The question stems from a variety of concerns and perspectives, but our basic answer must be “yes.” Even with the high cost of sending and recent shifts in the global Church, it is still strategic and fitting for Western missionaries to cross geographical and linguistic boundaries in the pursuit of new worshipers of Jesus.
Here is why I think so:
1. God wants his name to be great in every place as well as among every people.
Though missiologists in the past couple of decades have rightly emphasized the importance of unreached people groups (“nations”) as the focus of the Great Commission, there are a number of texts which seem to require a geographic and not exclusively an ethnic focus (e.g. Malachi 1:11).
The Great Commission cannot be fulfilled by only reaching the unreached who migrate to America, or Christ doesn’t receive the glory he deserves.
2. There are still hundreds of remote peoples who haven’t heard the gospel.
Many Unreached peoples are unrepresented in reached cities. In these cases, someone is going to have to cross cultural and geographic boundaries to deliver the message in the flesh.
3. Too little money is given to missions, not too much.
God has blessed this nation with an abundance of resources, yet a staggeringly low percentage of Christian spending is channeled toward missions, especially missions to the unreached.

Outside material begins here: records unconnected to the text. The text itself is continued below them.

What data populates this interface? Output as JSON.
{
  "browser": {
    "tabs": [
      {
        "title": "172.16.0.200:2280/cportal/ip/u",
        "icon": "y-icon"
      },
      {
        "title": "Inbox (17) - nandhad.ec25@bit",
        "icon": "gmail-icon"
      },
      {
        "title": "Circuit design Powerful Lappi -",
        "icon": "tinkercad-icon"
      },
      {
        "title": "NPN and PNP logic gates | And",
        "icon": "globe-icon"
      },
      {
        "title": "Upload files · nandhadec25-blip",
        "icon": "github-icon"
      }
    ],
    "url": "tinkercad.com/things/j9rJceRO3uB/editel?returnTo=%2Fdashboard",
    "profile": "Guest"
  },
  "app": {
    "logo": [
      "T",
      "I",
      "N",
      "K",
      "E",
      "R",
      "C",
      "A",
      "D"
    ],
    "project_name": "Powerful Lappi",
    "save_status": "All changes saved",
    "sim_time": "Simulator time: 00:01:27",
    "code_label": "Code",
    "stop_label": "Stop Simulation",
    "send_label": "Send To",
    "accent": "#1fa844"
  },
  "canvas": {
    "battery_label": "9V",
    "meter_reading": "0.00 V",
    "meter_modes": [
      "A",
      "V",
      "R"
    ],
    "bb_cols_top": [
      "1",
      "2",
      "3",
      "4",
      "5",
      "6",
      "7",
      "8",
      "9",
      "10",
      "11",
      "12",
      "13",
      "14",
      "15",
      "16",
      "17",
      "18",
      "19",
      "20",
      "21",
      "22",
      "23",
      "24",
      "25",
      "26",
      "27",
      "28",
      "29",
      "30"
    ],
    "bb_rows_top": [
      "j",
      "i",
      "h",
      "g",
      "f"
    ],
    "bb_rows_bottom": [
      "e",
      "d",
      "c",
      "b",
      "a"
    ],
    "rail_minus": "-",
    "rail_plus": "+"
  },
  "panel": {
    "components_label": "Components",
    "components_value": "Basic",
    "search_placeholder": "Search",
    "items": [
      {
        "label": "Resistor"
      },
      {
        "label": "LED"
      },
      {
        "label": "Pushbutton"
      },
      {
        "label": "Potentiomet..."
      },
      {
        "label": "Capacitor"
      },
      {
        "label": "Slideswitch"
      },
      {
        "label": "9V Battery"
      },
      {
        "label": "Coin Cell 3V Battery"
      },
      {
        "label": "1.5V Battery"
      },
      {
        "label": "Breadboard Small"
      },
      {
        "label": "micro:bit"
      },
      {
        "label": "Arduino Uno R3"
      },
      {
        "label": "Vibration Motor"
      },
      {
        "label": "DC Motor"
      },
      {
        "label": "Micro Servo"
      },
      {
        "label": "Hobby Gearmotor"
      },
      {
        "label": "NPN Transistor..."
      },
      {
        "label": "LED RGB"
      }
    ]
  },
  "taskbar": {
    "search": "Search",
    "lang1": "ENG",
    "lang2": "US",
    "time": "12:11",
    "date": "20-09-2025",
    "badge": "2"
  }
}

When God’s people here in America are biblically calibrated, there are plenty of resources both to continue sending workers from the West, and to support indigenous pastors and church planters.
4. In many cases, the Church in the West has something to offer.
With a long history of Christian thought, abundant resources, and relative lack of persecution, the Western Church can often make a contribution in places where the Church is younger and less grounded.
Just as it would be arrogant to think that we know it all and have no need of the global Church, it would be arrogant to sit on our wealth of resources, history, and doctrinal development rather than make it accessible to the world.
5. Crossing cultures is a fitting means for the message.
When Christians from more privileged and dominant-language cultures (such as America), set aside their comforts, rights, and security in order to identify with and minister to people of lesser-privileged cultures and more obscure languages, something powerful and gospel-adorning is communicated.
It is the purpose of God that the incarnational activities of going and identifying illustrate and glorify the gospel (1 Thess. 2:1-8).
Copyright 2009 © Bill Walsh. Used by permission. (www.desiringGod.org)

Good article; I agree. A strong case can be made for BOTH supporting national Gospel workers and for sending cross-cultural mission workers. We’re ALL called to be salt and light – in our local, regional, national, and distant places.